SEC Study Claims Nasdaq Too Pricey

By Staff Reports

In a conclusion that was challenged, a recent Securities and Exchange Commission study claims that spreads are "significantly" larger on Nasdaq than the NYSE on retail trades of under 500 shares.

"We do have several concerns about the report methodology that we have communicated to the SEC," said Richard Ketchum, president of Nasdaq. The SEC report finds that small retail trades have effective spreads that "are from 5.7 to eleven cents per share wider than those for matched NYSE stocks."

Ketchum argues that the SEC's criterion is too narrow. There is "no single all-encompassing measure of execution quality," he said. For example, he claimed that Nasdaq's transparency, liquidity and speed of execution are exemplary. Ketchum also questioned some of the techniques of the study.
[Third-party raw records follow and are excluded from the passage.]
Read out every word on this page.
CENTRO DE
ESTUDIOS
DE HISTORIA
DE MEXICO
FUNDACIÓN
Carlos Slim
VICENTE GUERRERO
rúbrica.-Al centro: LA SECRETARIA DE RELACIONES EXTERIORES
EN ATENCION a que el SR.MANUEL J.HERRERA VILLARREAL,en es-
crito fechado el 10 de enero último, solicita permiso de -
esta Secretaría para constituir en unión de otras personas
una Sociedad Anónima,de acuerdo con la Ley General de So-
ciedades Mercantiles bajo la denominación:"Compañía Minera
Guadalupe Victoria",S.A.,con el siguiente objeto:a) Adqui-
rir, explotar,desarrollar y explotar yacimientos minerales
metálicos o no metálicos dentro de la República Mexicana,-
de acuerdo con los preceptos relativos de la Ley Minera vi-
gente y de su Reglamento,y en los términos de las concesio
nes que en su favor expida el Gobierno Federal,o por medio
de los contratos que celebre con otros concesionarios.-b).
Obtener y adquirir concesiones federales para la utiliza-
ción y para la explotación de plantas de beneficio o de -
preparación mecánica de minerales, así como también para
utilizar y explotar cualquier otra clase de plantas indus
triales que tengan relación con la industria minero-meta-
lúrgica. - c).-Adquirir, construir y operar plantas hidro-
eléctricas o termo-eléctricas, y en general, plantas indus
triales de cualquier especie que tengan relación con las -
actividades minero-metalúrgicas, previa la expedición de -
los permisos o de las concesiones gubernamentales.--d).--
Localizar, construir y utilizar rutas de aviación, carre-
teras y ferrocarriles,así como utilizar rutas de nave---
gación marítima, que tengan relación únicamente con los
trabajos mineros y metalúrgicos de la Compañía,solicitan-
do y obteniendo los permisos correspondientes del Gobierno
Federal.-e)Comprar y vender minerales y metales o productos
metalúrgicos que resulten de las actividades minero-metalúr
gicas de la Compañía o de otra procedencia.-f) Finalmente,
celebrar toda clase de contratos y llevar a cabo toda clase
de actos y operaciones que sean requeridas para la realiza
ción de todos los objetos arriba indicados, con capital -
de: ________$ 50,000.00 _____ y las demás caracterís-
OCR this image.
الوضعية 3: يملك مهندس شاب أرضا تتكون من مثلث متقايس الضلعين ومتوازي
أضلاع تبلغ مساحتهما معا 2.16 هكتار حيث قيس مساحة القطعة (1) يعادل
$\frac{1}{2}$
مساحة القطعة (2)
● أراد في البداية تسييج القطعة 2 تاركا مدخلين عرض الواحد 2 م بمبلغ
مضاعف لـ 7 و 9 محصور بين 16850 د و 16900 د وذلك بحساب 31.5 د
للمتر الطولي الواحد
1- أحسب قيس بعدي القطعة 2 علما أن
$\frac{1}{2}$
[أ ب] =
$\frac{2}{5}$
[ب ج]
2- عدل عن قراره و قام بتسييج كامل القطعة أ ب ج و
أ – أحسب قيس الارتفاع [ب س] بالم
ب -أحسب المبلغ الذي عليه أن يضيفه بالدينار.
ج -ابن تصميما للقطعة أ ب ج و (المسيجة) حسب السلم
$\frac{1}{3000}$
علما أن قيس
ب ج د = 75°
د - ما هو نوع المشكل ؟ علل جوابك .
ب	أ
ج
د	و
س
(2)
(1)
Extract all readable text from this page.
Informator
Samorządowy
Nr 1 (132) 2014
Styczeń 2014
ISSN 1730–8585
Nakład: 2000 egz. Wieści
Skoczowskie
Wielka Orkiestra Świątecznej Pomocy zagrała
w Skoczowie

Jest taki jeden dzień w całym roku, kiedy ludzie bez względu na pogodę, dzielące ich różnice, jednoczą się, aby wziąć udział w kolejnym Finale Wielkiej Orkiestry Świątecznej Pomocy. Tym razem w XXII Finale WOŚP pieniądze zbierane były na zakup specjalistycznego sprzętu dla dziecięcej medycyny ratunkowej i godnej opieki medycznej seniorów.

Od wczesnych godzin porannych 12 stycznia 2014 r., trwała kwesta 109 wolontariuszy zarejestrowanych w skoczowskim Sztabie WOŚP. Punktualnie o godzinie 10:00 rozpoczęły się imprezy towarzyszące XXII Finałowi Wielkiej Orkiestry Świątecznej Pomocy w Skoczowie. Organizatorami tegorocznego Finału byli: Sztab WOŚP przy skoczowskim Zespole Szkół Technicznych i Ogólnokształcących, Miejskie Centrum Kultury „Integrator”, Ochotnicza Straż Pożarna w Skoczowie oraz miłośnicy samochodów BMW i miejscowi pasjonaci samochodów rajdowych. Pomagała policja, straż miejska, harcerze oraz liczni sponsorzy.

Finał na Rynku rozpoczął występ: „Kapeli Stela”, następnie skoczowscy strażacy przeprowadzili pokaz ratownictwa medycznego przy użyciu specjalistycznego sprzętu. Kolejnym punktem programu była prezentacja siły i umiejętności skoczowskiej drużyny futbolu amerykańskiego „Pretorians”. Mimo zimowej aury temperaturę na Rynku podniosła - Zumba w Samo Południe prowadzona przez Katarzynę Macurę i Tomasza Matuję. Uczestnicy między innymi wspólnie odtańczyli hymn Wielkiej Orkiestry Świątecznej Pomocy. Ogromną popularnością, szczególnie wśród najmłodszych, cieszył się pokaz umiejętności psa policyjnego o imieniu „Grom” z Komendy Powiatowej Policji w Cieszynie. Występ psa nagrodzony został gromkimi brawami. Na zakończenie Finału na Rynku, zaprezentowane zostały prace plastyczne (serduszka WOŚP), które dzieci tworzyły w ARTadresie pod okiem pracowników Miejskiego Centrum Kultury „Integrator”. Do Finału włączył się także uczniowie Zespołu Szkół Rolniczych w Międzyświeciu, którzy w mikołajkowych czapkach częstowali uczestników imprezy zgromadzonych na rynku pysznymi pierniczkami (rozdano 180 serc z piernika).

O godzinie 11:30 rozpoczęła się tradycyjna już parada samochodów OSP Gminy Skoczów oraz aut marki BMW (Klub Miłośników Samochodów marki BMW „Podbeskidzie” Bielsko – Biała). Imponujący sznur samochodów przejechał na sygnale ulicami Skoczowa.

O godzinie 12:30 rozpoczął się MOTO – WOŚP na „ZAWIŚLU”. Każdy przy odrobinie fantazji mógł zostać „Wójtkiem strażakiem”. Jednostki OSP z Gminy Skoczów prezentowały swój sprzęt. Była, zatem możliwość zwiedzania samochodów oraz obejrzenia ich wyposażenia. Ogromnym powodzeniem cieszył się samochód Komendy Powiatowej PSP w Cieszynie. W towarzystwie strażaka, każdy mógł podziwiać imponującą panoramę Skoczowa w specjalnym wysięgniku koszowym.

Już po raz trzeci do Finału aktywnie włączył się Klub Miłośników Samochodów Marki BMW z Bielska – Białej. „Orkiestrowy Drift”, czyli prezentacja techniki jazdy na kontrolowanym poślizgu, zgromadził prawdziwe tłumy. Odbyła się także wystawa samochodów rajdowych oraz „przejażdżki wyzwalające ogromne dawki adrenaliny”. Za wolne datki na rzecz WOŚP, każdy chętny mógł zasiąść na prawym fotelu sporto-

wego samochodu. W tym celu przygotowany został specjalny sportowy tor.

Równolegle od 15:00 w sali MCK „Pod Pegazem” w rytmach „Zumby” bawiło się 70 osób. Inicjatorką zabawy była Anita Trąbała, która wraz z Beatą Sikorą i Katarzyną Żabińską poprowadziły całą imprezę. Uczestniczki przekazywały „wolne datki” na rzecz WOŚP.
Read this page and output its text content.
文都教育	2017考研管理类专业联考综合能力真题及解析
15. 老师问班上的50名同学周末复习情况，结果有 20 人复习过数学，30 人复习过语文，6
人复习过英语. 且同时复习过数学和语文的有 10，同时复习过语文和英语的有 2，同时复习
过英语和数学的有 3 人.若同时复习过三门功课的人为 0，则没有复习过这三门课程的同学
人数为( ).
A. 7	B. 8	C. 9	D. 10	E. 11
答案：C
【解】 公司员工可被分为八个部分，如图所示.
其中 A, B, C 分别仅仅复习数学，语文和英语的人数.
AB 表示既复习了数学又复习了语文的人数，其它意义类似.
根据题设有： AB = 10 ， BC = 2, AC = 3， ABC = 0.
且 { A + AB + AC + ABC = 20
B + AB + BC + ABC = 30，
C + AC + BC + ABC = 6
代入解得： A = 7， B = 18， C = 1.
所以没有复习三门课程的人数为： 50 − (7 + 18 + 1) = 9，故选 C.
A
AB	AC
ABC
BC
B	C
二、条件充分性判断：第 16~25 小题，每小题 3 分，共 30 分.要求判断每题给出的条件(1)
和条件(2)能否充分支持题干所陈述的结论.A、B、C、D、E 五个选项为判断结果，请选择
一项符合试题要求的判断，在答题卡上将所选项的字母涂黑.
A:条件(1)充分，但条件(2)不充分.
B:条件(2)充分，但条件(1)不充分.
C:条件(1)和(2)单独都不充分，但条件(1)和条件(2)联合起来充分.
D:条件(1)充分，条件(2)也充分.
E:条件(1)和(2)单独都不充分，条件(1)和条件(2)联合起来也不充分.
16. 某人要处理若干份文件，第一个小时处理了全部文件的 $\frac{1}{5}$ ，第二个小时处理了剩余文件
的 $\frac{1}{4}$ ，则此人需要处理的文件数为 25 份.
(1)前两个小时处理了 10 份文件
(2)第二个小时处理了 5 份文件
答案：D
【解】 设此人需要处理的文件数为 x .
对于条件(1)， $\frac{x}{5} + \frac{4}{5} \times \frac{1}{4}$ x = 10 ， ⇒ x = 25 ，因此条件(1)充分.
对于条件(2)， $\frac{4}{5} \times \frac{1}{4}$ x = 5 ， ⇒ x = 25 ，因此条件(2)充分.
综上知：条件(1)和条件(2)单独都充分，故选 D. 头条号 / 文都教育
"Company comparisons," he said of the report, "were not always apples to apples." Nasdaq companies tend to be younger than NYSE companies, he added. However, the study also found that Nasdaq execution times are faster than on the NYSE - somewhere between nine and 18 seconds. SEC Chairman Arthur Levitt said the study documents the shortcomings in both markets.

"For Nasdaq," said Levitt, "it confirms a challenge it faces and quantifies what most traders freely acknowledge - the ability to trade inside the best displayed quotes is substantially limited. For the NYSE, it sheds further light on the time it takes incoming orders to interact with trading interest on the floor - time its customers have long pressed this market to reduce."